Semantic segmentation networks trained under full supervision for one type of lidar fail to generalize to unseen lidars without intervention. To reduce the performance gap under domain shifts, a recent trend is to leverage vision foundation models (VFMs) providing robust features across domains. In this work, we conduct an exhaustive study to identify recipes for exploiting VFMs in unsupervised domain adaptation for semantic segmentation of lidar point clouds. Building upon unsupervised image-to-lidar knowledge distillation, our study reveals that: (1) the architecture of the lidar backbone is key to maximize the generalization performance on a target domain; (2) it is possible to pretrain a single backbone once and for all, and use it to address many domain shifts; (3) best results are obtained by keeping the pretrained backbone frozen and training an MLP head for semantic segmentation. The resulting pipeline achieves state-of-the-art results in four widely-recognized and challenging settings. The code will be available at: https://github.com/valeoai/muddos.

Figures (2)

• Figure 1: Overview of the multimodal distillation pipeline for 3D domain adaptation. With MuDDoS, adapting from an annotated source dataset to an unannotated target dataset, operating in three steps. Step 1 is a 2D-to-3D distillation using a frozen visual foundation model (DINOv2) to obtain aligned 3D representations on all datasets. Step 2 trains a classification head with source labels. The backbone is frozen to prevent the 3D representations from drifting away and to maintain a good performance on the target dataset. Step 3 is a prediction refinement using self-training obtained via a classical teacher-student scheme.

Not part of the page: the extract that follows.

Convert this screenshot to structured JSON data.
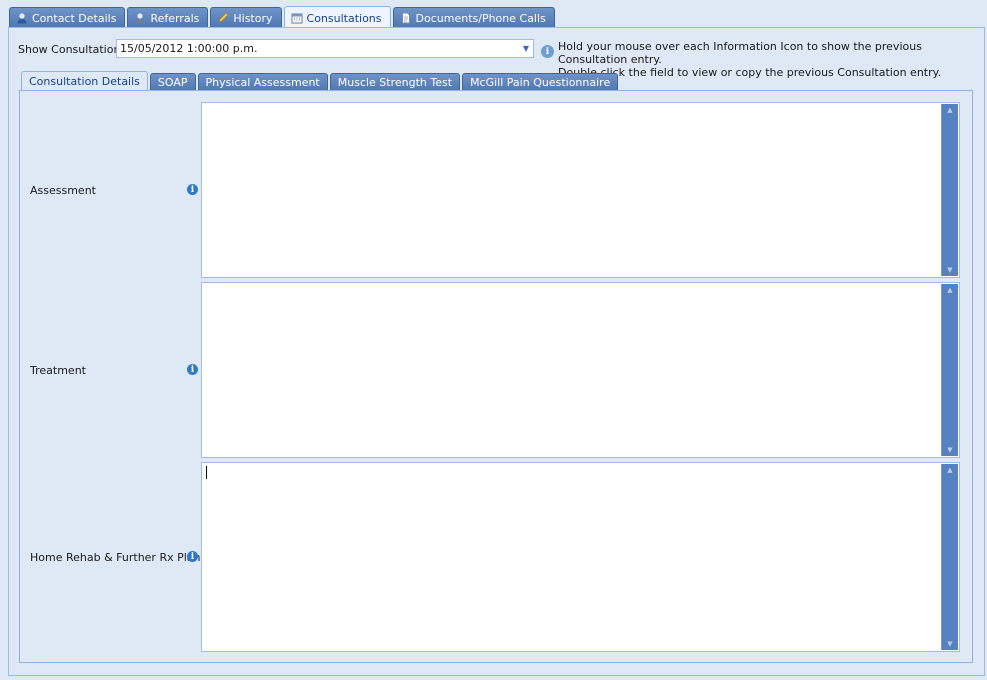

• Figure 2: Qualitative results on N$\mathrel{ \mkern2mu \clipbox{{.5} 0 0 0}{$$} }$K (Top) and N$\mathrel{ \mkern2mu \clipbox{{.5} 0 0 0}{$$} }$W (Bottom). The label colors correspond to ground truth label assigned color. Points with a ground-truth not belonging to the shown class are grayed out. The source only model tends to over predict vegetation and sometimes mistakes dense partially occluded object with other classes, e.g., pedestrian instead of motorcycle in the second example. MuDDoS is able to partially or completely recover the correct classes.